Diversa la posizione del presidente del Movimento 5 Stelle, Giuseppe Conte, che già in fase di festeggiamento del referendum aveva anticipato che non avrebbe chiesto alla presidente del Consiglio di fare un passo indietro: “Le dimissioni di Delmastro erano assolutamente necessarie. Il danno arrecato al prestigio della massima istituzione di governo è stato pesantissimo.
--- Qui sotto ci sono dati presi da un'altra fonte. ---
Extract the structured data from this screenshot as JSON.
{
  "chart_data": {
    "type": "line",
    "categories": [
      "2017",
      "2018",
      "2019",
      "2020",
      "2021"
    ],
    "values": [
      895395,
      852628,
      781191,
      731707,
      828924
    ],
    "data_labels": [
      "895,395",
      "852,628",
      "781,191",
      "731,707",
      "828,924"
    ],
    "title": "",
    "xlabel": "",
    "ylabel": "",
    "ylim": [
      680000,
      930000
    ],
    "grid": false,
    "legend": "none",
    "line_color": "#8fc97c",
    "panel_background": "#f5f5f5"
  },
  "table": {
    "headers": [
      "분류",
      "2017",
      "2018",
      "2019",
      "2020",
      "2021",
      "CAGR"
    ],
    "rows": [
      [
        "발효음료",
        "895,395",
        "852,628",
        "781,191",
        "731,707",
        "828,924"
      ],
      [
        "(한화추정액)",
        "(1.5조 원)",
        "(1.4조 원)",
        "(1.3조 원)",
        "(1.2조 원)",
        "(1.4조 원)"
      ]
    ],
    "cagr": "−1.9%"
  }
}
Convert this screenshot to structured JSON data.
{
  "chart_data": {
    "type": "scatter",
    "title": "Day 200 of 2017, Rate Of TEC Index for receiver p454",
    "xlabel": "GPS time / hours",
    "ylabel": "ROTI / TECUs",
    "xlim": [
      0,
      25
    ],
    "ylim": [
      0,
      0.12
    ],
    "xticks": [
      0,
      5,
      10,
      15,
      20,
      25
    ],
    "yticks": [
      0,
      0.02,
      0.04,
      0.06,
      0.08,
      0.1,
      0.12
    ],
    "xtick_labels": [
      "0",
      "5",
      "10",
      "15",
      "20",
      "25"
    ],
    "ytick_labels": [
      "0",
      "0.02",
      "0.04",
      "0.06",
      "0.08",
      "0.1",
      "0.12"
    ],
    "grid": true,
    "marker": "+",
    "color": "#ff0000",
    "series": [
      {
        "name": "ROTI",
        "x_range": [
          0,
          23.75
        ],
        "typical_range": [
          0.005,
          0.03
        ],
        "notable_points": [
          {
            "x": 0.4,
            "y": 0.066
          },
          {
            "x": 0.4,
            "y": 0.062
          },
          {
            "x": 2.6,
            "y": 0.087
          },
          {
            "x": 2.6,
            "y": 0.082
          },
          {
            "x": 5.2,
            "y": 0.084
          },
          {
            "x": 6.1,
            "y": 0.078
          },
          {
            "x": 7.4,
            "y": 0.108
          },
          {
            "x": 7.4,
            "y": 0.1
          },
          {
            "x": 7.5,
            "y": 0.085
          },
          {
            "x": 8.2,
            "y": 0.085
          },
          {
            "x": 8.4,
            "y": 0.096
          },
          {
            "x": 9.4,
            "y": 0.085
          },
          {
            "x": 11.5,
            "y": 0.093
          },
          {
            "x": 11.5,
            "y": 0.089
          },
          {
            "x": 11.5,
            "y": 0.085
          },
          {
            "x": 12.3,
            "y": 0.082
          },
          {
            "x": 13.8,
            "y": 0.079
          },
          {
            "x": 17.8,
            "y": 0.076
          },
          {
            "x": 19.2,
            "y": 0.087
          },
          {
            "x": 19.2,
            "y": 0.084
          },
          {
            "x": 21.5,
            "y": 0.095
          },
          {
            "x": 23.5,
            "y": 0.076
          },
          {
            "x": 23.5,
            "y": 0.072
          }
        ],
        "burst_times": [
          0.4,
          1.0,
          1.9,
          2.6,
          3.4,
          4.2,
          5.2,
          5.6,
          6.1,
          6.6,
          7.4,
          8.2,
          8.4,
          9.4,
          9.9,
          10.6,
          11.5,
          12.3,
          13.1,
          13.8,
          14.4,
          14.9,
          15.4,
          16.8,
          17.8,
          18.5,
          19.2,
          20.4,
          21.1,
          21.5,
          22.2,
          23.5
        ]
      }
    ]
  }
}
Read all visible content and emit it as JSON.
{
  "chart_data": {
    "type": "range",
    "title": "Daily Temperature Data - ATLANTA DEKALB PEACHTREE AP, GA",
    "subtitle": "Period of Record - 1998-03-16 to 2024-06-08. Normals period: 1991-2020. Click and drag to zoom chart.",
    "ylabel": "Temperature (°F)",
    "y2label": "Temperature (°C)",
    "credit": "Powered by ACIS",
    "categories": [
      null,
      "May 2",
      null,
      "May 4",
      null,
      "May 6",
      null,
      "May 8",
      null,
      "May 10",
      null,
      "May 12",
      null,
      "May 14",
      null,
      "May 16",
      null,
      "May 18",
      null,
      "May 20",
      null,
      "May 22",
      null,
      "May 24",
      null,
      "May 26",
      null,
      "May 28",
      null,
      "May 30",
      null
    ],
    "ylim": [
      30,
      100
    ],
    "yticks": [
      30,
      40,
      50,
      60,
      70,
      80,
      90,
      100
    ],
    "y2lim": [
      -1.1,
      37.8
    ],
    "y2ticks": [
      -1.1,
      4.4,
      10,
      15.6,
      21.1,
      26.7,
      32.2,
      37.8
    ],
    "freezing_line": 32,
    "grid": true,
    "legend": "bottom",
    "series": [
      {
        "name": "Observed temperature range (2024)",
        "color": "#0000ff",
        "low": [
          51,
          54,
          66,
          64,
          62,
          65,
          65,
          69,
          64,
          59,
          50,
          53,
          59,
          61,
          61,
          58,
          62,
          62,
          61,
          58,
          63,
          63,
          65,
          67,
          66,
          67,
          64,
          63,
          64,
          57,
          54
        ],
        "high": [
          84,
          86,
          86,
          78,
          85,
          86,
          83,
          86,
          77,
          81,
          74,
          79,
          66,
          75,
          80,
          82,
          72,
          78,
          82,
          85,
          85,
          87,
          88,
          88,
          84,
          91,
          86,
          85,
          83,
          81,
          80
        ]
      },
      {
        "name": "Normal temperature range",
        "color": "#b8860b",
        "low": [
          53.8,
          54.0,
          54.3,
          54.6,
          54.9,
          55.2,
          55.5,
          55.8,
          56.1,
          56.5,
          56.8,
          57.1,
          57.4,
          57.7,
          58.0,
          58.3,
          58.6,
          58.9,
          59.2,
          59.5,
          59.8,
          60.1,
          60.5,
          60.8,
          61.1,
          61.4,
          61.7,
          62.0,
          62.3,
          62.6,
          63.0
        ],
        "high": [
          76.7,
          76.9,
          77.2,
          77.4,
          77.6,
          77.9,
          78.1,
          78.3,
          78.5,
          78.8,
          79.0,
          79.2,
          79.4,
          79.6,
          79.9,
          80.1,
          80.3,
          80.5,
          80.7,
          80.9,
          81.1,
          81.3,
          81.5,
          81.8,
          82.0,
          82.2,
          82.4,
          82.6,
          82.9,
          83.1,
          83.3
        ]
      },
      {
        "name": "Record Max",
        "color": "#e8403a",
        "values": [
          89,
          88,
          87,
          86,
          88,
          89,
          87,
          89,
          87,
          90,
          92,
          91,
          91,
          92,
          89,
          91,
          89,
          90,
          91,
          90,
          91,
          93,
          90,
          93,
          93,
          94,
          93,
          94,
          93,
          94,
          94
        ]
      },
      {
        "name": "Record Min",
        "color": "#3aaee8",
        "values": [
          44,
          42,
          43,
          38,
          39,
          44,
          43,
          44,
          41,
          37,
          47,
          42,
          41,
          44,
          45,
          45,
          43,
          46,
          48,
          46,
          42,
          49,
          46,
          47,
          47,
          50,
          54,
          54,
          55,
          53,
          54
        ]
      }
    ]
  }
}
Si sciolgono come neve al sole le chiacchiere della premier su complotti e manine. L’impatto di questo travolgente voto popolare riuscirà a far dimettere anche la Ministra Santanchè?”.
Nicola Fratoianni, leader di Alleanza Verdi e Sinistra, commenta così le dimissioni di Delmastro: “Le necessarie e doverose dimissioni di Delmastro dal ministero di Grazia e Giustizia arrivano con imperdonabile ritardo. Devono essere chiariti ancora molti aspetti, e vedremo – prosegue il leader rossoverde – nei prossimi giorni quali sviluppi ci saranno. Intanto – conclude Fratoianni – accogliamo le dimissioni sue e della capo di gabinetto del ministro di Grazia e Giustizia Bartolozzi come una buona notizia”.
Anche il Pd, tramite il segretario al Senato Nicola Irto, ha insistito sulla necessità che il ministro Nordio compaia mercoledì di fronte alla Camera dei deputati: “Le necessarie e doverose dimissioni arrivano con imperdonabile ritardo. Devono essere chiariti ancora molti aspetti, ma le dimissioni sono una buona notizia”.